As the last semester of my first year of college begins, I have found myself feeling overwhelmed with a lot of repetitive thoughts. The most prominent one being, "What the hell am I doing?" and a little bit of, "Am I going to be good at whatever the hell I decided to do?"
I have been told countless times by family members and older friends that college kids are constantly changing their major and switching up what they want to do. While I can't say that I have any desire to change my major entirely, I have been feeling engulfed by the possibility that I might not be good at what I want to do.
This is a scary thought to have and a thought that holds me back from trying a lot of different things in college. Weird right? Because how am I supposed to figure out if I actually am any good at what I want to pursue if I never get out and actually try it before junior year rolls around?
There is a feeling of intimidation that I feel as well due to the fact that a lot of the people around me are involved in a thousand clubs and have applied for internships. That feeling of intimidation leaves me with a sense of defeat.
And then I remember...
I'm just starting my second semester of my freshman year! I don't need to have it all figured out yet and I highly doubt that I'm the only one here that feels overwhelmed. I'm involved in a couple clubs I enjoy and I'm taking advantage of the classes I take to truly figure out what it is I want to do.
So yes, this is intimidating and this is scary, but it's also just the beginning. This is almost a letter to myself, just as a reminder that I will figure it out. I will be great at whatever it is I choose to do. While it is up to me to determine my success during my four years here, I also have four years. That's not an excuse to procrastinate either; it just gives a sense of perspective.

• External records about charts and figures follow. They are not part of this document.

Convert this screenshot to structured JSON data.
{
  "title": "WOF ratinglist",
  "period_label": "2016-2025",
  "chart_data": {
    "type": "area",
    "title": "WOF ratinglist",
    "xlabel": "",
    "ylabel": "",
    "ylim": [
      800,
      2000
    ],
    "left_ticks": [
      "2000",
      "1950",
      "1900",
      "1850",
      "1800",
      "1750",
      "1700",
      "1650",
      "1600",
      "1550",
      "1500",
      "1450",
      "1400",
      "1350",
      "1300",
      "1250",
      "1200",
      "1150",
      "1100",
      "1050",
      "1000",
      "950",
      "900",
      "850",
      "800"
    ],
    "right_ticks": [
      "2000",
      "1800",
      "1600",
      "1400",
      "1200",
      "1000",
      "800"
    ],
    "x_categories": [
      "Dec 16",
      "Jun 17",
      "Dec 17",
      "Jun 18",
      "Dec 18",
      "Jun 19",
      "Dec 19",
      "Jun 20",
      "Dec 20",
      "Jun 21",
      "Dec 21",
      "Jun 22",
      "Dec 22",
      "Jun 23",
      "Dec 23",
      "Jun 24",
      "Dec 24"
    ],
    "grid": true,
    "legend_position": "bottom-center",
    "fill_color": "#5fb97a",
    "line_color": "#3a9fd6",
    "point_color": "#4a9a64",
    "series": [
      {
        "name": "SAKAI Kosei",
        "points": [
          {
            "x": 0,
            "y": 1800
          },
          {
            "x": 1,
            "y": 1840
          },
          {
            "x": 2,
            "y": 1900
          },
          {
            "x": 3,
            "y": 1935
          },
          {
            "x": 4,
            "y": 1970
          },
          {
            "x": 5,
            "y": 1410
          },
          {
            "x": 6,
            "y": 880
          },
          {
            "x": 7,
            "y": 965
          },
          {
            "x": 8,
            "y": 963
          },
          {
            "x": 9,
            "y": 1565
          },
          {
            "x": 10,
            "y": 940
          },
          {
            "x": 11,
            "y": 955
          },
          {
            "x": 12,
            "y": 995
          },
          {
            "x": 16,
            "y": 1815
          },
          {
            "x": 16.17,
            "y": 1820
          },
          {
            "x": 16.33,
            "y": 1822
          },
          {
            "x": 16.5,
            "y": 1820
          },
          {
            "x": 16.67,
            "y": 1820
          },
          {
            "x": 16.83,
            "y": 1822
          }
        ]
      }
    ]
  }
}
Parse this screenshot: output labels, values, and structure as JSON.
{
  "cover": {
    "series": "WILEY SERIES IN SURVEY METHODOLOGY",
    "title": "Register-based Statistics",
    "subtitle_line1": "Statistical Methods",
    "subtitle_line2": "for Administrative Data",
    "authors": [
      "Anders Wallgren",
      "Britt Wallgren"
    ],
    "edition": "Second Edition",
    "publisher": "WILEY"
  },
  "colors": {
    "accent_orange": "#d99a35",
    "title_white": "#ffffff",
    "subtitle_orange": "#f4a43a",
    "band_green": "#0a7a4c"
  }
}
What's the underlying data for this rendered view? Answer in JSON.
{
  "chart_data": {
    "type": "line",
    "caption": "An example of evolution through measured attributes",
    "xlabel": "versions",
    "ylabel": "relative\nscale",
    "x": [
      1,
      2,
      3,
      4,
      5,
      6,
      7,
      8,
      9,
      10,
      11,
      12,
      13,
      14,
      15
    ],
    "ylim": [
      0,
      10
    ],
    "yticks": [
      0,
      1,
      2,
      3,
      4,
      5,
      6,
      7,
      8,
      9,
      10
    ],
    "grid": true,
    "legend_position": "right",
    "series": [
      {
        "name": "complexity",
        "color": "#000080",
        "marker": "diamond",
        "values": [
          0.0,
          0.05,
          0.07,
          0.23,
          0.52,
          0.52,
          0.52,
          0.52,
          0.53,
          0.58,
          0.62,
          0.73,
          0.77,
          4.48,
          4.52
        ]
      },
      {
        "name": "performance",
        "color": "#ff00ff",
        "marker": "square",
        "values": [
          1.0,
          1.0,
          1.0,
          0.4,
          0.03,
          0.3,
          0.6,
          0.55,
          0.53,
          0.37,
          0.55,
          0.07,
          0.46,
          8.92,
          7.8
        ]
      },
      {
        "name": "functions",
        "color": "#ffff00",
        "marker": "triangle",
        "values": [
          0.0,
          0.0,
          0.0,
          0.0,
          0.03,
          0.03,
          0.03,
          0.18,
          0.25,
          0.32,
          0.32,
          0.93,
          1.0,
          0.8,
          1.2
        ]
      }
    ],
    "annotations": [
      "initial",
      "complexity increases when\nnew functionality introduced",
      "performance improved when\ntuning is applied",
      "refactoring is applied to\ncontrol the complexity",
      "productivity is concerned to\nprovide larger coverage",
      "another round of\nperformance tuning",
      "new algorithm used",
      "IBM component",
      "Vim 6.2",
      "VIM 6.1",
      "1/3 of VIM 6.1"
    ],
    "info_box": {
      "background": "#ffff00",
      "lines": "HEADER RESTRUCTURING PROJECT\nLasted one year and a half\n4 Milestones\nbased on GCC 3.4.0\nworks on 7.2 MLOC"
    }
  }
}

Far too often we create unrealistic expectations and goals for ourselves that we never seem to be able to meet and when we don't meet those goals, we feel discouraged. As the school year continues, I plan to keep things in perspective. To constantly work toward my goal but never give up when I fail and never feel discouraged when I don't feel like I'm making enough progress.
I will get there, I will be successful and it will be wonderful.